Man with a Pearl Earring

I was on the train coming home from work the other night when I received a screaming reminder of why I'm single, and why some women are not.

I was minding my own business, leaning against the subway door (the best standing spot in a subway if you ask me) when a couple entered the train. At first blush they appeared normal: middle aged, nondescript, man and woman.

Then something caught my eye - the man was wearing a single pearl earring. Now, either he missed the memo that pearls are not "bling" or he was staging some sort of revolution against diamonds (ok, ok CZ). I had to look away in order to assess the situation.

When my gaze shifted, it landed on his shoes. Girls, we know footwear for men is not to be taken lightly. I've seen sandals with socks, weird hiking sandals that just don't fit in on the streets of New York, men in heels (and full drag) and other noteworthy "fashions." This particular man was wearing MBTs. Yes, the ones that are worn (to my knowledge) only by women in order to tone your legs, get rid of cellulite, correct posture and all that jazz.
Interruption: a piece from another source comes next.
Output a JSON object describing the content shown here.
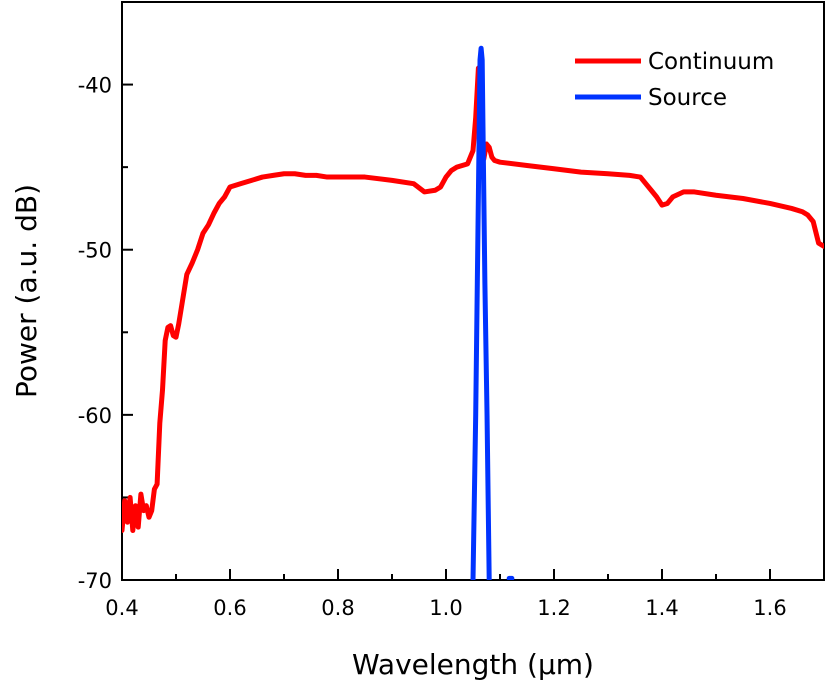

I desperately tried to remove my gaze from him, but landed on his neck wear. One beaded necklace. Two beaded necklaces. Another necklace - leather strap with shell dangling from it.
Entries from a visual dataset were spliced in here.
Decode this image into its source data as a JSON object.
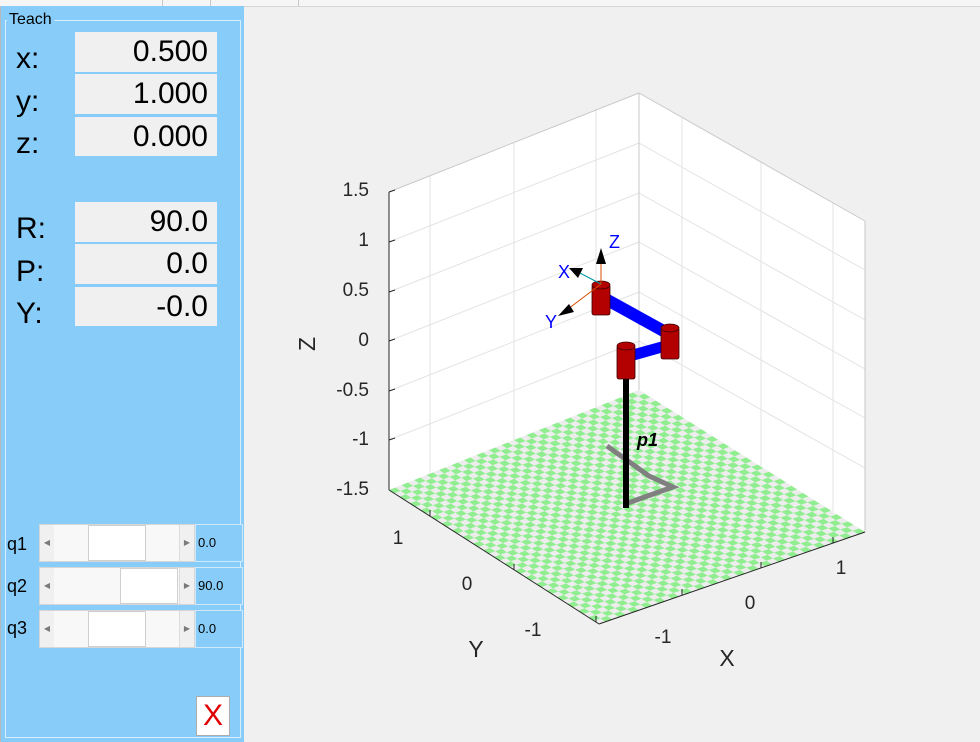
{
  "teach": {
    "title": "Teach",
    "pose": [
      {
        "label": "x:",
        "value": "0.500"
      },
      {
        "label": "y:",
        "value": "1.000"
      },
      {
        "label": "z:",
        "value": "0.000"
      },
      {
        "label": "R:",
        "value": "90.0"
      },
      {
        "label": "P:",
        "value": "0.0"
      },
      {
        "label": "Y:",
        "value": "-0.0"
      }
    ],
    "joints": [
      {
        "label": "q1",
        "value": "0.0",
        "slider_fraction": 0.5
      },
      {
        "label": "q2",
        "value": "90.0",
        "slider_fraction": 0.75
      },
      {
        "label": "q3",
        "value": "0.0",
        "slider_fraction": 0.5
      }
    ],
    "close_label": "X"
  },
  "plot": {
    "z_ticks": [
      "1.5",
      "1",
      "0.5",
      "0",
      "-0.5",
      "-1",
      "-1.5"
    ],
    "y_ticks": [
      "1",
      "0",
      "-1"
    ],
    "x_ticks": [
      "1",
      "0",
      "-1"
    ],
    "x_label": "X",
    "y_label": "Y",
    "z_label": "Z",
    "robot_name": "p1",
    "frame_labels": {
      "x": "X",
      "y": "Y",
      "z": "Z"
    },
    "colors": {
      "floor_light": "#90ee90",
      "floor_dark": "#ededed",
      "link": "#0000ff",
      "joint": "#b30000",
      "pedestal": "#000000",
      "shadow": "#808080",
      "frame_label": "#0000ff"
    }
  }
}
Lord give me strength to keep my eyes in my head and my jaw from hitting the floor.

These accessories are worn only by teens on the Jersey Shore or boys in the mid (to late?) 90s.

When I believed I couldn't find anything else that would shock me, I landed on his bracelet. Now, this bracelet alone would be kinda bad ass. On him, it just perfected the oxymoronic state of this man. It was a LIVESTRONG type bracelet with "IRON MAN COMPETITION 2008" on it. What?

Trying to take all of this in, I look to the woman he entered the train with. She was wearing one of those scarves that can only be described as far too colorful - and hairy. It was like confetti exploded all over this chick.

So yes, she was wearing this cheesy scarf - but even better - she was wearing it as a sling for her arm...very nonchalant. Bizarre.

I guess there is a pot for every lid. And a confetti scarf for every felt birthday cake hat.


Anonymous said...

The title of this post is worth it's weight in gold. Classic.

SmallbutMighty said...

I once saw a man on the subway wearing nothing but a sheet. It wasn't Halloween. There weren't eye holes. Just a plain, white sheet over his head.